Re: Loss of information going from SGML to XML
In message <199702212234.AA127644488@hpsgml.fc.hp.com> Dave Hollander writes:
> That Peter MR is an early indicator of how XML will be received by the
> SGML audience, is a point well taken. Perhaps we should consider a "Guide to
> Moving from SGML to XML" to help prevent surprise and confusion.
I think this is an excellent idea. (I'm not volunteering, because I don't
know enough about the practice of SGML.) It's not as bad as perhaps came
over. I can hack my own stuff easily enough.

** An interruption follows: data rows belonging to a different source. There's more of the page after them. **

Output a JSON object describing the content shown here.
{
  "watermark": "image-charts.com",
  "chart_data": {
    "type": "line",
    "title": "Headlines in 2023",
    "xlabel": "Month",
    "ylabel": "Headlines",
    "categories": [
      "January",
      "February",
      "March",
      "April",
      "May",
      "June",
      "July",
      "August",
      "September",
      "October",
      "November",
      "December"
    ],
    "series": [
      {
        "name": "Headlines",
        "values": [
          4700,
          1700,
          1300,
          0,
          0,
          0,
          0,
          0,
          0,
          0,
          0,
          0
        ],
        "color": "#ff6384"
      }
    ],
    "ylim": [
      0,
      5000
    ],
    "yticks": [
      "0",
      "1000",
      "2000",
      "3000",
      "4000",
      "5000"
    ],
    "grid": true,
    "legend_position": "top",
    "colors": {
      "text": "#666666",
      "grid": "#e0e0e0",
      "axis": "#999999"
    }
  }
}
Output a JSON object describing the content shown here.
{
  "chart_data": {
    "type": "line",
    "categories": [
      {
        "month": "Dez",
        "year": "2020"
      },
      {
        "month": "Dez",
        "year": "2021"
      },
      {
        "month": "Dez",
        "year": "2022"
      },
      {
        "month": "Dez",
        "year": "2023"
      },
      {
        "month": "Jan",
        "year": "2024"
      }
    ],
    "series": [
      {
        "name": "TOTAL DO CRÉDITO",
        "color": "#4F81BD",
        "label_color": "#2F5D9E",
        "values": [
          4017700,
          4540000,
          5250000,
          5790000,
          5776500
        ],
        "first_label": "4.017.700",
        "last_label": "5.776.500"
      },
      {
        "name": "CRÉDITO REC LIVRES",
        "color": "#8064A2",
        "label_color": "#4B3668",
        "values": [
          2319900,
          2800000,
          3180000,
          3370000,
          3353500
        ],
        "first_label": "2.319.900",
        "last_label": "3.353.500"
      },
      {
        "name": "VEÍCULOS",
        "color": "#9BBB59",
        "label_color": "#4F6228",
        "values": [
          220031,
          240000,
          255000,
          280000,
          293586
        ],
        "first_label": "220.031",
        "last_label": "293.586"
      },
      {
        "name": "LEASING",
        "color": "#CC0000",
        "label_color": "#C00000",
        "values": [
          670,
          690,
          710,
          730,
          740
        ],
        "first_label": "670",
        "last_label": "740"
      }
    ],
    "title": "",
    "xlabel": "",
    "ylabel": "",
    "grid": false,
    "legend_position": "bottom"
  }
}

As is clear I represent the untested market which is (obviously) less well
understood. That has to involve "Moving from HTML to XML", and I have
started to try to address that.
> Befor we consider changing the design based on one person's reaction we
> should first understand the nature of the reaction which the wg list
> did. Then, we should consider if this case is compatible with the
> design goals.
> As I recall Peter's initial dismay/confusion, it was that he would have
> to make changes, not the nature of them. The design never assumed that
> existing SGML applications would be XML complient, just that it would be
> straight forward to make the application complient.

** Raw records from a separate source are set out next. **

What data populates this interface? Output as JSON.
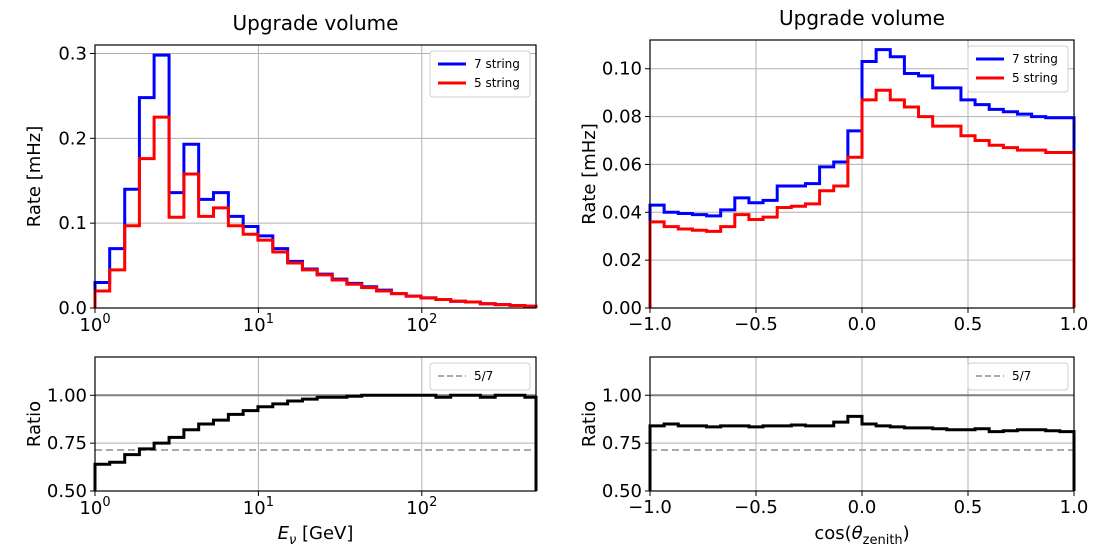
{
  "chart_data": [
    {
      "panel": "energy-rate",
      "type": "line",
      "title": "Upgrade volume",
      "xlabel": "",
      "ylabel": "Rate [mHz]",
      "xscale": "log",
      "xlim": [
        1,
        500
      ],
      "ylim": [
        0,
        0.31
      ],
      "xticks": [
        1,
        10,
        100
      ],
      "xtick_labels": [
        {
          "base": "10",
          "exp": "0"
        },
        {
          "base": "10",
          "exp": "1"
        },
        {
          "base": "10",
          "exp": "2"
        }
      ],
      "yticks": [
        0.0,
        0.1,
        0.2,
        0.3
      ],
      "ytick_labels": [
        "0.0",
        "0.1",
        "0.2",
        "0.3"
      ],
      "grid": true,
      "legend_position": "top-right",
      "bin_edges": [
        1.0,
        1.23,
        1.52,
        1.87,
        2.3,
        2.84,
        3.5,
        4.31,
        5.31,
        6.55,
        8.07,
        9.94,
        12.25,
        15.1,
        18.6,
        22.9,
        28.3,
        34.8,
        42.9,
        52.9,
        65.2,
        80.3,
        99.0,
        122.0,
        150.3,
        185.2,
        228.3,
        281.3,
        346.7,
        427.3,
        500.0
      ],
      "series": [
        {
          "name": "7 string",
          "color": "#0000ff",
          "values": [
            0.03,
            0.07,
            0.14,
            0.248,
            0.298,
            0.136,
            0.193,
            0.128,
            0.136,
            0.108,
            0.096,
            0.085,
            0.07,
            0.055,
            0.046,
            0.04,
            0.034,
            0.029,
            0.025,
            0.021,
            0.017,
            0.014,
            0.012,
            0.01,
            0.008,
            0.007,
            0.005,
            0.004,
            0.003,
            0.002
          ]
        },
        {
          "name": "5 string",
          "color": "#ff0000",
          "values": [
            0.02,
            0.045,
            0.097,
            0.176,
            0.225,
            0.107,
            0.158,
            0.108,
            0.118,
            0.097,
            0.087,
            0.08,
            0.066,
            0.053,
            0.045,
            0.039,
            0.033,
            0.028,
            0.024,
            0.02,
            0.017,
            0.014,
            0.012,
            0.01,
            0.008,
            0.007,
            0.005,
            0.004,
            0.003,
            0.002
          ]
        }
      ]
    },
    {
      "panel": "energy-ratio",
      "type": "line",
      "xlabel": "E_ν [GeV]",
      "ylabel": "Ratio",
      "xscale": "log",
      "xlim": [
        1,
        500
      ],
      "ylim": [
        0.5,
        1.2
      ],
      "xticks": [
        1,
        10,
        100
      ],
      "xtick_labels": [
        {
          "base": "10",
          "exp": "0"
        },
        {
          "base": "10",
          "exp": "1"
        },
        {
          "base": "10",
          "exp": "2"
        }
      ],
      "yticks": [
        0.5,
        0.75,
        1.0
      ],
      "ytick_labels": [
        "0.50",
        "0.75",
        "1.00"
      ],
      "grid": true,
      "legend_position": "top-right",
      "reference_line": {
        "name": "5/7",
        "value": 0.714,
        "color": "#aaaaaa",
        "style": "dashed"
      },
      "unity_line": 1.0,
      "bin_edges": [
        1.0,
        1.23,
        1.52,
        1.87,
        2.3,
        2.84,
        3.5,
        4.31,
        5.31,
        6.55,
        8.07,
        9.94,
        12.25,
        15.1,
        18.6,
        22.9,
        28.3,
        34.8,
        42.9,
        52.9,
        65.2,
        80.3,
        99.0,
        122.0,
        150.3,
        185.2,
        228.3,
        281.3,
        346.7,
        427.3,
        500.0
      ],
      "series": [
        {
          "name": "ratio",
          "color": "#000000",
          "values": [
            0.64,
            0.65,
            0.69,
            0.72,
            0.75,
            0.78,
            0.82,
            0.85,
            0.87,
            0.9,
            0.92,
            0.94,
            0.955,
            0.97,
            0.98,
            0.99,
            0.99,
            0.995,
            1.0,
            1.0,
            1.0,
            1.0,
            1.0,
            0.99,
            1.0,
            1.0,
            0.99,
            1.0,
            1.0,
            0.99
          ]
        }
      ]
    },
    {
      "panel": "zenith-rate",
      "type": "line",
      "title": "Upgrade volume",
      "xlabel": "",
      "ylabel": "Rate [mHz]",
      "xlim": [
        -1.0,
        1.0
      ],
      "ylim": [
        0,
        0.112
      ],
      "xticks": [
        -1.0,
        -0.5,
        0.0,
        0.5,
        1.0
      ],
      "xtick_labels": [
        "−1.0",
        "−0.5",
        "0.0",
        "0.5",
        "1.0"
      ],
      "yticks": [
        0.0,
        0.02,
        0.04,
        0.06,
        0.08,
        0.1
      ],
      "ytick_labels": [
        "0.00",
        "0.02",
        "0.04",
        "0.06",
        "0.08",
        "0.10"
      ],
      "grid": true,
      "legend_position": "top-right",
      "bin_start": -1.0,
      "bin_width": 0.0667,
      "series": [
        {
          "name": "7 string",
          "color": "#0000ff",
          "values": [
            0.043,
            0.04,
            0.0395,
            0.039,
            0.0385,
            0.041,
            0.046,
            0.044,
            0.045,
            0.051,
            0.051,
            0.052,
            0.059,
            0.061,
            0.074,
            0.103,
            0.108,
            0.105,
            0.098,
            0.097,
            0.092,
            0.092,
            0.087,
            0.085,
            0.083,
            0.082,
            0.081,
            0.08,
            0.0795,
            0.0795
          ]
        },
        {
          "name": "5 string",
          "color": "#ff0000",
          "values": [
            0.036,
            0.034,
            0.033,
            0.0325,
            0.032,
            0.034,
            0.039,
            0.037,
            0.038,
            0.042,
            0.0425,
            0.0435,
            0.049,
            0.051,
            0.063,
            0.087,
            0.091,
            0.087,
            0.084,
            0.08,
            0.076,
            0.076,
            0.072,
            0.07,
            0.068,
            0.067,
            0.066,
            0.066,
            0.065,
            0.065
          ]
        }
      ]
    },
    {
      "panel": "zenith-ratio",
      "type": "line",
      "xlabel": "cos(θ_zenith)",
      "ylabel": "Ratio",
      "xlim": [
        -1.0,
        1.0
      ],
      "ylim": [
        0.5,
        1.2
      ],
      "xticks": [
        -1.0,
        -0.5,
        0.0,
        0.5,
        1.0
      ],
      "xtick_labels": [
        "−1.0",
        "−0.5",
        "0.0",
        "0.5",
        "1.0"
      ],
      "yticks": [
        0.5,
        0.75,
        1.0
      ],
      "ytick_labels": [
        "0.50",
        "0.75",
        "1.00"
      ],
      "grid": true,
      "legend_position": "top-right",
      "reference_line": {
        "name": "5/7",
        "value": 0.714,
        "color": "#aaaaaa",
        "style": "dashed"
      },
      "unity_line": 1.0,
      "bin_start": -1.0,
      "bin_width": 0.0667,
      "series": [
        {
          "name": "ratio",
          "color": "#000000",
          "values": [
            0.84,
            0.85,
            0.84,
            0.84,
            0.835,
            0.84,
            0.84,
            0.835,
            0.84,
            0.84,
            0.845,
            0.84,
            0.84,
            0.86,
            0.89,
            0.85,
            0.84,
            0.835,
            0.83,
            0.83,
            0.825,
            0.82,
            0.82,
            0.825,
            0.81,
            0.815,
            0.82,
            0.82,
            0.815,
            0.81
          ]
        }
      ]
    }
  ]
}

If it helps, the problem was not that I had to make changes to my own
material - I'd expected that. (I had a little whinge about having to
change all the PUBLIC ENTITYs since that was an issue at the time and it
seemed (and still does) unnecessary to remove them.) The problem was
that it suddenly dawned that the whole of the standard existing SGML
components were incompatible, and I got the impression (wrongly)
that this had not been thought about.
> Since Peter's case is not really what we were designing for, then we
> should consider how XML is described and what types of support various
> audiences will need. Here, Peter's case has really helped. Not only
> should the nature of the transform be described, there needs to be work
> with various vendors and standards bodies to address the issues with
This is the key point. It's perfectly possible for Jane and Joe Doe to
hack ISO12083 or 12200 or whatever and use it in privacy. It's a different
matter when someone uses components which belong to someone else and
which cannot interoperate however had you try and code round. For example,
my DTDs include HTML2.0, and I asked Dan Connolly's permission (as author)

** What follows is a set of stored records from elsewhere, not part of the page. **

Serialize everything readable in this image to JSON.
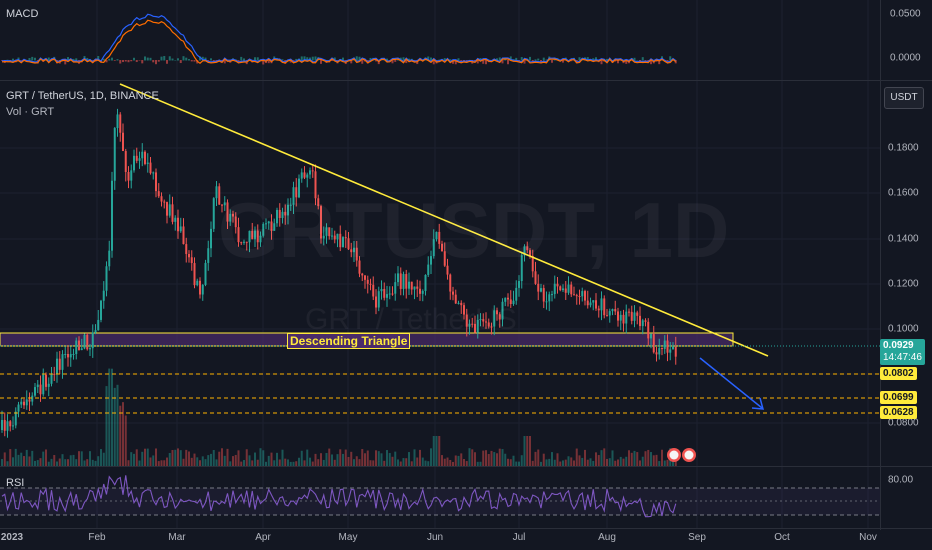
{
  "macd_pane": {
    "title": "MACD",
    "axis_labels": [
      "0.0500",
      "0.0000"
    ]
  },
  "main_pane": {
    "symbol_title": "GRT / TetherUS, 1D, BINANCE",
    "volume_title": "Vol · GRT",
    "currency_button": "USDT",
    "watermark_large": "GRTUSDT, 1D",
    "watermark_small": "GRT / TetherUS",
    "axis_labels": [
      "0.1800",
      "0.1600",
      "0.1400",
      "0.1200",
      "0.1000",
      "0.0800"
    ],
    "price_tag": "0.0929",
    "countdown": "14:47:46",
    "level_tags": [
      "0.0802",
      "0.0699",
      "0.0628"
    ],
    "pattern_label": "Descending Triangle"
  },
  "rsi_pane": {
    "title": "RSI",
    "axis_labels": [
      "80.00"
    ]
  },
  "time_axis": [
    "2023",
    "Feb",
    "Mar",
    "Apr",
    "May",
    "Jun",
    "Jul",
    "Aug",
    "Sep",
    "Oct",
    "Nov"
  ],
  "colors": {
    "background": "#131722",
    "up": "#26a69a",
    "down": "#ef5350",
    "trendline": "#ffeb3b",
    "zone": "#4a2b6a",
    "macd": "#2962ff",
    "signal": "#ff6d00",
    "rsi": "#7e57c2",
    "arrow": "#2962ff"
  }
}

to distribute it, and it was (of course) willingly given. However Dan
wasn't at that stage clear what the precise copyright position was on
HTML2.0. I cannot imagine getting a speedy response back from any standards
body to the question "please can I make some (apparently minor) adjustments
to your DTD". I work with (chemical) standards bodies and I would not
contemplate editing any DTD and redistributing it. So the suggestion was
mainly to get round the legal position by using the standard components.
[I would also suggest that thought be given as to how an XML file identifies
itself. If you have (say) two HTML2.0 DTDs (one 'SGML' and the other 'XML'),
how do you know which is which? (apart from grepping for asterisks). Are
they going to have a PI something like <?XML?> just to alert any software?
And do they share the same FPI?]
Peter Murray-Rust, domestic net connection
Virtual School of Molecular Sciences